Tenía hambre, estaba gordo, me
dolía una muela, el aroma de la comida, embriaga mi estómago que clamaba por
dejar todo a un lado, la estética, la salud, el dolor momentáneo, todo era
canjeable por saciar en ese instante el irrefrenable deseo de consumir, de
detener ese clamor interno que no me dejaba pensar en otra cosa.

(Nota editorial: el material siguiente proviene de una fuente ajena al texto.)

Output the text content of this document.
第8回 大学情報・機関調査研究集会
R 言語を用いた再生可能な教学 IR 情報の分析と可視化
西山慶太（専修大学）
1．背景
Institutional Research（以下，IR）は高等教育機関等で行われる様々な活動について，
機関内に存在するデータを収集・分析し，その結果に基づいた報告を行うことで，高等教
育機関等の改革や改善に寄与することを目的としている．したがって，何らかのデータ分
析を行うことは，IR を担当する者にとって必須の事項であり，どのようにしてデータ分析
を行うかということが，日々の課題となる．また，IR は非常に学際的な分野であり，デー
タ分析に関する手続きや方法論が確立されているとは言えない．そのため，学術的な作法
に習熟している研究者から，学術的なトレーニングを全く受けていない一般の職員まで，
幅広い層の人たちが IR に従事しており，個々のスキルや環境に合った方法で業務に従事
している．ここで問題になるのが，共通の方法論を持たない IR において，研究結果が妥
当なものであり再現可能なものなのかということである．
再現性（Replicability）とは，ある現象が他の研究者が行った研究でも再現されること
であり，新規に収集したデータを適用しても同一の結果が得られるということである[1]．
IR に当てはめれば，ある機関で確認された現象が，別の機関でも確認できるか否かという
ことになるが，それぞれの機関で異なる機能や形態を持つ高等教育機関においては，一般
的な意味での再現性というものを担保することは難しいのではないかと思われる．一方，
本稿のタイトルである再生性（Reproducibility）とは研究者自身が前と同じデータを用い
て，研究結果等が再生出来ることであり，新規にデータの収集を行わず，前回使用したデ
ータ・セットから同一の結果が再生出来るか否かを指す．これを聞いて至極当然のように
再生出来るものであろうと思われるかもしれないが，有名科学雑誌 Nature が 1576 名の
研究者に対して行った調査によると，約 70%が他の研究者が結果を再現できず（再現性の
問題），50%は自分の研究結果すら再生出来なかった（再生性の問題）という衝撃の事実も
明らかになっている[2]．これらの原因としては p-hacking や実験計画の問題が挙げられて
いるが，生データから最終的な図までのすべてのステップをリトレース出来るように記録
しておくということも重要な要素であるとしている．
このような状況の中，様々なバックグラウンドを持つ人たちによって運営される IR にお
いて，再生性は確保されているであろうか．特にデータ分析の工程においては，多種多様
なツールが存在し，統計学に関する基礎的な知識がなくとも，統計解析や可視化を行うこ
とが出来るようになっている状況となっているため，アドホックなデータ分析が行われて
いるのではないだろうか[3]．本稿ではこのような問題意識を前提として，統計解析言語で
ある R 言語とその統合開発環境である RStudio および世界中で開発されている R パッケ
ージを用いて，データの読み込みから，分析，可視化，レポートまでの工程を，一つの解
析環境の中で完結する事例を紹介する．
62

Como cuando uno apreta un botón y
cambia de canal, en un fractal mínimo, nimio, escaso de tiempo, ingresas en
otra realidad, lo mismo cuando te comunicas vía un mensaje de texto, vía la
computadora, nuestra realidad se construye mediante la ejecución de una orden
inmediata que acciona presurosamente un botón que cambia el escenario en un par
de segundos.
Vista y entendida la vida de tal
manera, es sumamente razonable que pensemos que exista algo más tras la muerte,
es como si fuésemos seres en permanente estado de insatisfacción, que es muy
diferente a conformismo.
Inventamos para convencernos que
esa picazón existencial que nos hace mover los botones, está fundada en
destinos, en misiones, en objetivos.
La intemperie de la nada, es la
sensación más fuerte y fabulosa que podemos experimentar en la experiencia de
la vida, ni la mejor comida, ni el polvo más intenso, ni la mirada más pura y
candorosa de un hijo le asemejan, estar frente al mundo efímero siendo
plenamente consciente de ello, es como volar sin prisa ni pausa, ni horizonte
ni norte, haciéndolo simplemente para fundirnos en el viaje mismo,
desintegrarnos en partículas para volver al todo, al cual pertenecemos y por el
que imploramos regresar.
En el mientras tanto, este que
llamamos, fútilmente vida, supuestamente hacemos y dejamos de hacer muchas
cosas, pero en verdad en la medida del tiempo de lo que somos íntegramente, la
vida vivida es como el fractal de tiempo en que decidimos tocar el botón del
control remoto para cambiar un canal, la tecla del teléfono o de la computadora,
el resto, lo sustancial, ese instante eterno es cuando todo y nada sucede a la
vez.
Seguramente podrá parecer para
algunos, un juego de palabras, un acertijo de intenciones o un truco de
ilusionistas de los conceptos, en verdad vamos con el bisturí hasta el hueso,
cavamos hasta la profundidad del núcleo y nos elevamos infinitamente, como
cuando nacemos o abandonamos el mundo, como cuando nos duele algo, cuando
estamos contentos, cuando comemos, cuando vamos al baño, cuando besamos, cuando
lo hacemos, en esa suma de instantes de plenitud, que más luego pretendemos
replicar o mantener o repetir, vanamente, es precisamente la razón de ser de
nuestra finitud, de sabernos prescindibles, por más que pretendamos dejar de
serlo.
Es como pretender captar,
capturar o secuestrar el instante mediante una foto, contar, narrar o describir
una vida, mediante una novela o una película, un divertimento menor en los
tiempos del calvario cuando nos azota la certeza de sabernos enfermizamente
débiles, suplicantes, originariamente creativos como para inventarnos el rededor
de la vida.
Entre tanto absurdos en los que
nos hemos decidido someter, simplemente el denunciar que sí los muertos tienen
un día, es porque los vivos no tenemos ninguno y no necesariamente porque
entendamos que la muerte es tan natural como el vivir, sino porque sacralizar
tal situación peculiar, no obedece a una cultura de, sino más bien a una
incomprensión de lo que somos, es como sí festejásemos el día del cago, del
meo, o de la menstruación, aduciendo que en el calendario tenemos que dedicar
un día para reflexionar acerca de nuestros actos fisiológicos.